Good teachers provide a great future

Nieuws | de redactie
12 november 2012 | Research has demonstrated that a good teacher can bring striking benefits to almost every area of a student's future life. Good teachers do not only rise pupil’s test scores but also improve the likelihood that they will attend college, earn higher salaries as well as other successful life outcomes.
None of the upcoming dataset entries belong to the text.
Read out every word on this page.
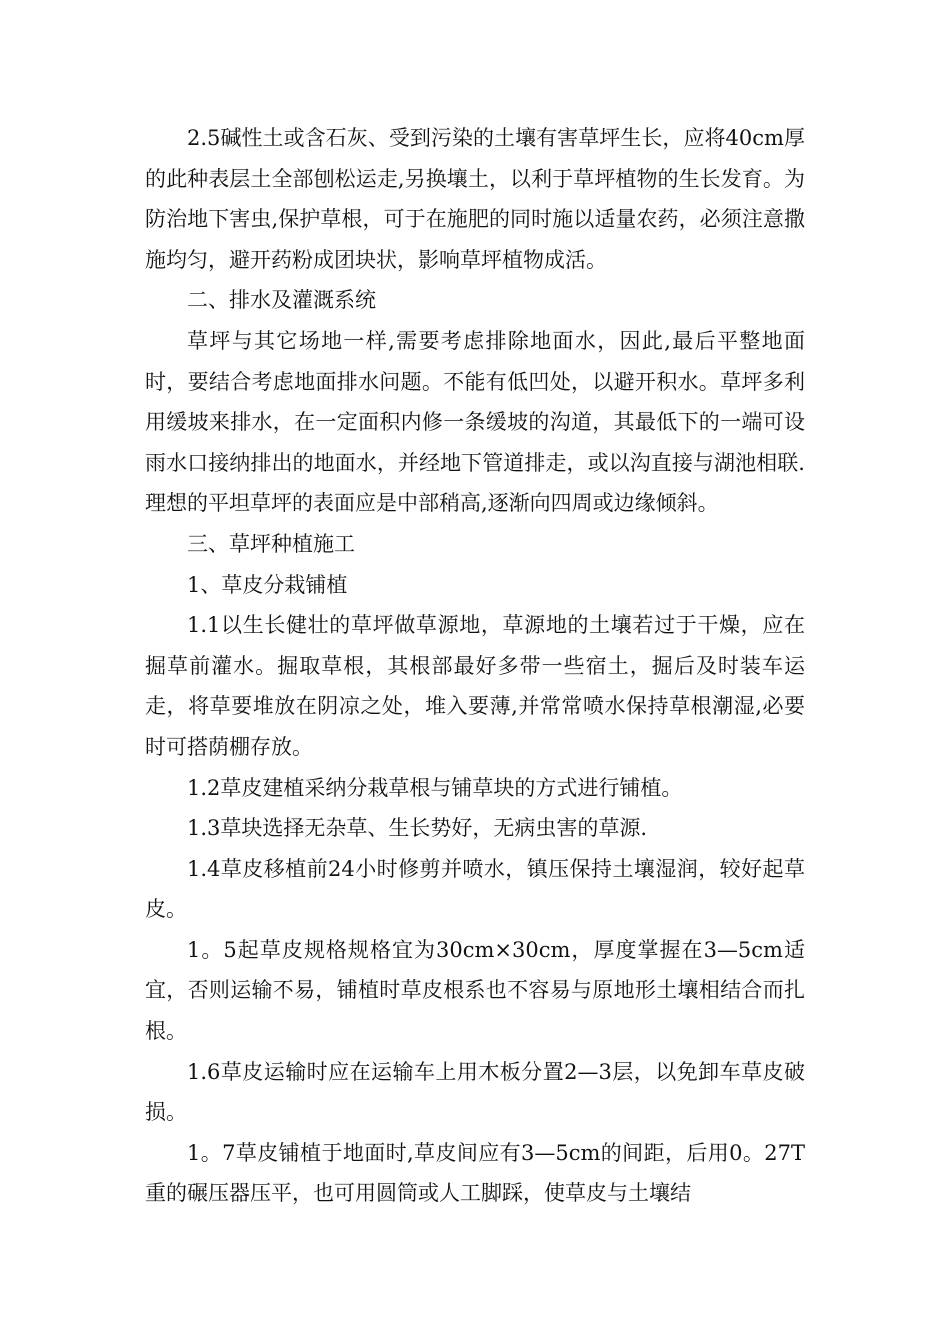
2.5碱性土或含石灰、受到污染的土壤有害草坪生长，应将40cm厚的此种表层土全部刨松运走,另换壤土，以利于草坪植物的生长发育。为防治地下害虫,保护草根，可于在施肥的同时施以适量农药，必须注意撒施均匀，避开药粉成团块状，影响草坪植物成活。

二、排水及灌溉系统

草坪与其它场地一样,需要考虑排除地面水，因此,最后平整地面时，要结合考虑地面排水问题。不能有低凹处，以避开积水。草坪多利用缓坡来排水，在一定面积内修一条缓坡的沟道，其最低下的一端可设雨水口接纳排出的地面水，并经地下管道排走，或以沟直接与湖池相联.理想的平坦草坪的表面应是中部稍高,逐渐向四周或边缘倾斜。

三、草坪种植施工

1、草皮分栽铺植

1.1以生长健壮的草坪做草源地，草源地的土壤若过于干燥，应在掘草前灌水。掘取草根，其根部最好多带一些宿土，掘后及时装车运走，将草要堆放在阴凉之处，堆入要薄,并常常喷水保持草根潮湿,必要时可搭荫棚存放。

1.2草皮建植采纳分栽草根与铺草块的方式进行铺植。

1.3草块选择无杂草、生长势好，无病虫害的草源.

1.4草皮移植前24小时修剪并喷水，镇压保持土壤湿润，较好起草皮。

1。5起草皮规格规格宜为30cm×30cm，厚度掌握在3—5cm适宜，否则运输不易，铺植时草皮根系也不容易与原地形土壤相结合而扎根。

1.6草皮运输时应在运输车上用木板分置2—3层，以免卸车草皮破损。

1。7草皮铺植于地面时,草皮间应有3—5cm的间距，后用0。27T重的碾压器压平，也可用圆筒或人工脚踩，使草皮与土壤结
Referenced by President Obama in his 2012 State of the Union Address, this study has been cited in high-level debates about how to improve the US’s education system. This study showed for the first time the enormous impact great teachers have on their students. Their influence goes far beyond the classroom, and thereby they strengthen both the American society and economy. Graduates that had good teachers have, among others, less teenage pregnancies and live in better neighborhoods.

Value added approach

Previous debates on assessing teacher quality have centered on the validity of what is commonly termed the “value-added” (VA) approach. In this approach, a teacher is rated based on the average test score gain for his students, adjusted for differences across classrooms. Researchers Raj Chetty and John Friedman of Harvard and Jonah Rockoff of Columbia examined two questions:

  • Does the VA method accurately measured teachers’ impacts on student scores
  • Do teachers with high VA scores actually improved their students’ long-term outcomes, as opposed to being merely better at teaching to the test?

Increased life earning

The study tracked over 1 million students from a large urban school district from fourth grade into adulthood. This showed that having a good teacher has a powerful effect on many of a student’s life outcomes. The effects extended far beyond graduation, decades into the future lives of the students. The report showed that replacing a poor teacher with, not even an excellent, but an average teacher will increase a student’s life earning with $52,000. The effect of a good teacher on long-term earnings is so dramatic that the authors calculate that parents should be willing to pay roughly 25 percent of what they expect their child’s income to be at age 28 to be to switch their child from a below-average (25th percentile) to an above-average (75th percentile) teacher.